George Frideric HAENDEL (1685 – 1759)

GIULIO CESARE

Dramma per musica in tre atti (Londres, 1724)

Nouvelle production
d’après la production originale du Nederlanse Opera (2001)

Direction musicale : René Jacobs
Mise en scène : Karl-Ernst & Ursel Herrmann
Décors, costumes et éclairages : Karl-Ernst Herrmann

Giulio Cesare : Lawrence Zazzo/ Marijana Mijanovic
Cleopatra : Danielle de Niese/Sandrine Piau
Tolomeo : Tania Kross/ Brian Asawa
Cornelia : Christianne Stotijn/ Charlotte Hellekant
Sesto: Anna Bonitatibus/Monica Bacelli
Achilla : Luca  Pisaroni
Nireno : Dominque Visse
Curio : Lionel Lhote

Freiburger Barockorchester

Théâtre Royal de la Monnaie,
27 et 29 janvier 2008

Contre-ténor – Contralto : 1-0


Cette reprise de la production amstellodamoise de 2001 constituait un événement à plus d’un titre. D’abord, cela fait vingt ans que Giulio Cesare n’a plus été monté à Bruxelles. Ensuite, le travail des Herrmann, toujours intelligent et stimulant, vaut à lui seul le déplacement – qu’il ne fasse pas l’unanimité importe peu, après tout ce n’est pas un gage de talent.

Une forêt de papyrus (ou d’épées dressées vers le ciel ?), immaculés et mouvants, et des panneaux amovibles créent un espace modulable au gré de l’action. Si le blanc domine ce décor unique, c’est parce qu’il réfléchit la lumière, capitale dans cette approche qui réfute l’anecdote et le pittoresque, préférant suggérer plutôt que signifier. «  Je pense que c’est comme pour les nuages dans le ciel : au moyen de l’éclairage, nous faisons passer en quelques secondes la scène d’une profonde obscurité à une lumière éclatante, ce qui permet de rendre les contrastes et les états d’âme les plus divergents » explique Karl-Ernst Herrmann. Tour à tour blonde, grise, rose, bleue, violette, menthe à l’instar des nuages, la lumière épouse les moindres changements d’humeur des protagonistes et génère une infinie variété d’atmosphères. Précise, subtile jusque dans la drôlerie (Dominique Visse en Nireno n’en fait pas des tonnes), la mise en scène recycle habilement la machinerie baroque, comme dans la saisissante apparition de la mort sur une barque suspendue.
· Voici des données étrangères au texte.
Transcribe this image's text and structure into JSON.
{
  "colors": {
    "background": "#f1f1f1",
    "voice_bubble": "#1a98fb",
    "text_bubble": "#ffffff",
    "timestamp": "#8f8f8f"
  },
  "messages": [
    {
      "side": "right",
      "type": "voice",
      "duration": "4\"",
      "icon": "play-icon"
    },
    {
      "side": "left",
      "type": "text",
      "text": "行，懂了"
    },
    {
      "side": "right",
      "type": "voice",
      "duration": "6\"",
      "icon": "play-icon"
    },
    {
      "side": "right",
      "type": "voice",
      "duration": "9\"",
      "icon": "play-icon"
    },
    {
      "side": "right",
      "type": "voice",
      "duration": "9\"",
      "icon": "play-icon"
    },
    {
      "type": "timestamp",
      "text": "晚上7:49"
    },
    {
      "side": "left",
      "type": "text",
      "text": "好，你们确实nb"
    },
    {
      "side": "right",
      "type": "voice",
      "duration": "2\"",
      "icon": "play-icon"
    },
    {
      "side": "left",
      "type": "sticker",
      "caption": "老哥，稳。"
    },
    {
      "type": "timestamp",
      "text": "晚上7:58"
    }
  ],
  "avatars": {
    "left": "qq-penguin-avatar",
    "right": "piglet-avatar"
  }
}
La distribution réunie par Peter de Caluwe alterne malicieusement les travestis dans les rôles de César et de Ptolémée, opposant contralto et contre-ténor (le César de Mariana Mijanovic face au Ptolémée de Brian Asawa ; le César de Lawrence Zazzo face au Ptolémée de Tania Kross). Chez les Romains, Mijanovic n’a pour elle que sa silhouette longiligne et son timbre rare. L’organe est court, rebelle et l’actrice fort raide. Zazzo est l’un des meilleurs contre-ténors d’opéra au monde : la voix est un modèle de projection et de plénitude, le chant délié, l’incarnation fouillée. Asawa possède le rôle de Ptolémée qu’il chante aux quatre coins de la planète, mais Tania Kross a pour elle le métal et l’abattage. Impossible de choisir entre Sandrine Piau et Danielle de Niese : la maturité de l’une, sa virtuosité et sa sensibilité raffinée, et la juvénilité de l’autre, sa sincérité, son naturel sont incomparables, mais façonnent deux personnages également convaincants.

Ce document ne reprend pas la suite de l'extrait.